When you first start learning SQL you may hear the term ‘ad-hoc query’ repeated. An ad-hoc query is a query that is written on the fly. This kind of query is one that you might use from time to time to pull information using your desktop-resident query tool. An ad-hoc query is not predefined in code and performed on a routine database.

Writing Ad Hoc Queries Takes Skill

There are many occasions when writing ad hoc queries may be required. You may have a set of queries predefined in code for your app, that would allow the user of the app to pull out the most commonly requested information. If one of those users suddenly needs a completely different set of information that is beyond the scope fo the tool then they may contact the database manager and ask them to find that information for them.

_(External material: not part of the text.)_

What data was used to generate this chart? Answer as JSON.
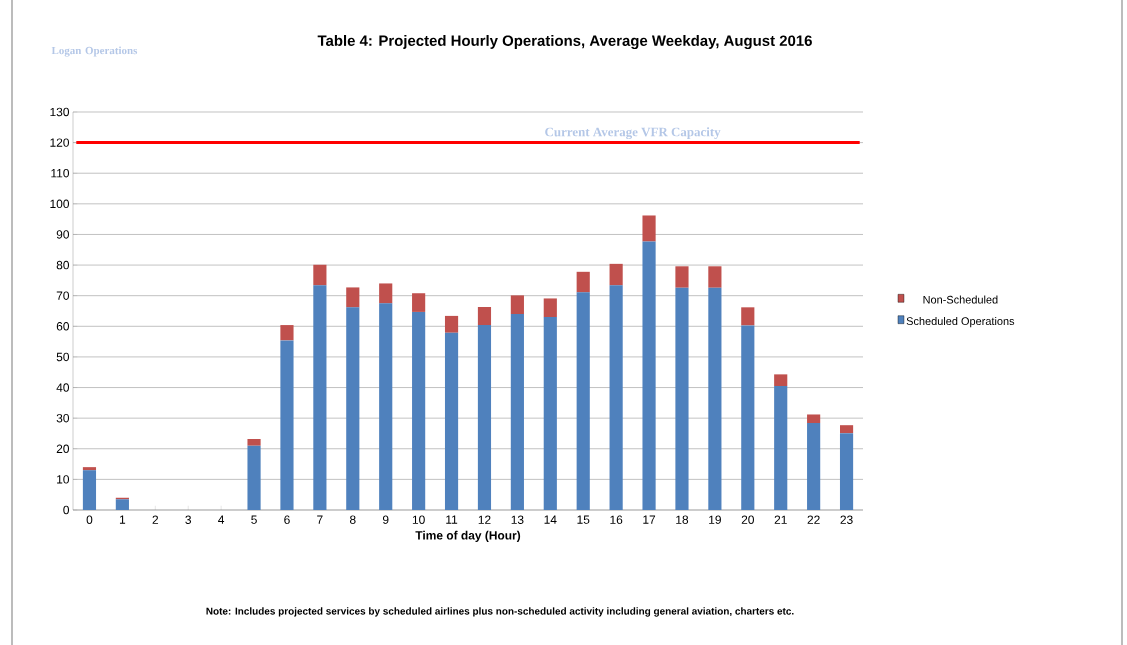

Let’s face it, most people who use data today are not technically inclined. They have the power of complex databases at their fingertips, but they do not really know what goes into constructing the queries. Writing ad-hoc queries by hand takes skill.

There are some tools out there which allow people to produce ad-hoc queries without knowing what goes on under the hood. End users have the chance to construct complex queries with those tools using a drag and drop interface. It’s hard to beat that simplicity.

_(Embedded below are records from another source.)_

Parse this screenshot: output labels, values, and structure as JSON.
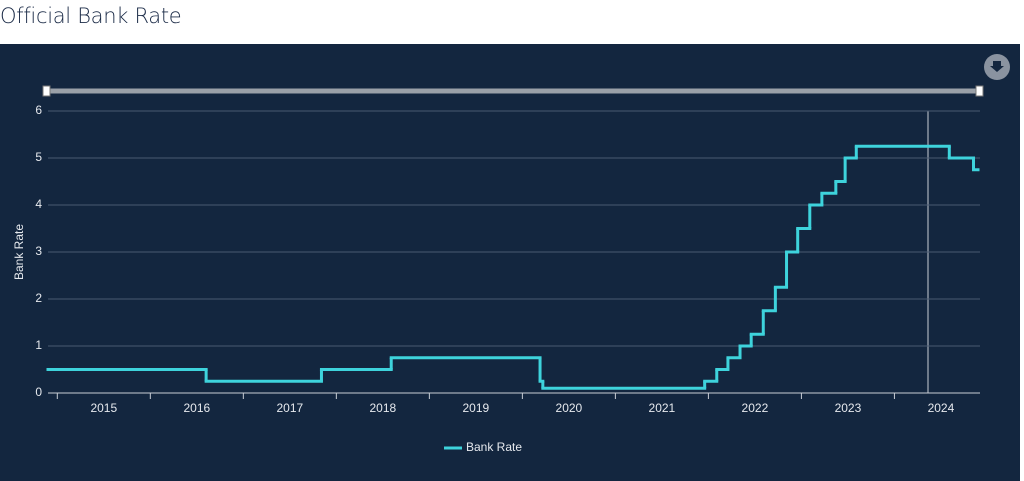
{
  "page_title": "Official Bank Rate",
  "chart_data": {
    "type": "step-line",
    "y_label": "Bank Rate",
    "series": [
      {
        "name": "Bank Rate",
        "color": "#3ed3dc",
        "x": [
          2014.9,
          2016.6,
          2017.84,
          2018.59,
          2020.19,
          2020.22,
          2021.96,
          2022.09,
          2022.21,
          2022.34,
          2022.46,
          2022.59,
          2022.72,
          2022.84,
          2022.96,
          2023.09,
          2023.22,
          2023.37,
          2023.47,
          2023.59,
          2024.59,
          2024.85
        ],
        "values": [
          0.5,
          0.25,
          0.5,
          0.75,
          0.25,
          0.1,
          0.25,
          0.5,
          0.75,
          1,
          1.25,
          1.75,
          2.25,
          3,
          3.5,
          4,
          4.25,
          4.5,
          5,
          5.25,
          5,
          4.75
        ]
      }
    ],
    "xlim": [
      2014.9,
      2024.92
    ],
    "xticks": [
      2015,
      2016,
      2017,
      2018,
      2019,
      2020,
      2021,
      2022,
      2023,
      2024
    ],
    "ylim": [
      0,
      6
    ],
    "yticks": [
      0,
      1,
      2,
      3,
      4,
      5,
      6
    ],
    "grid": true,
    "legend": "bottom"
  }
}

Improving Database Performance for a Range of Queries

One of the challenges of ad-hoc queries is that where predefined queries are usually quite well optimized, an ad-hoc one might be far more resource-heavy. To reduce the impact of the extra resource requirements, it helps if the database server is well-provisioned in terms of storage, memory and even processor time. For some data sets, a lot of the demand can be mitigated using pre-calculated result sets, but that is not always an option.

Another way that database administrators can improve the performance of a database is by discouraging end-users from making extensive use of ad-hoc queries unless they are absolutely necessary. It is often far better to use a query that takes data from a pre-defined range instead of polling the entire database. This is particularly true where the database in question contains millions of transactions, for example. It’s unlikely that the user really wants to look through all of those. They could sort by date or some other primary field and the query only the results that are within the range required.

Ad hoc queries can cause significant performance degradation, especially if they are complex, so it is a good idea to use them on a ‘copy’ of the live database, and to take a data mining approach to performing the query, rather than running it on a live database that is more likely to suffer from the slowdown.

With proper design and scheduling, it is possible to give users access to the information that they need without having to worry too much about the database taking a performance hit.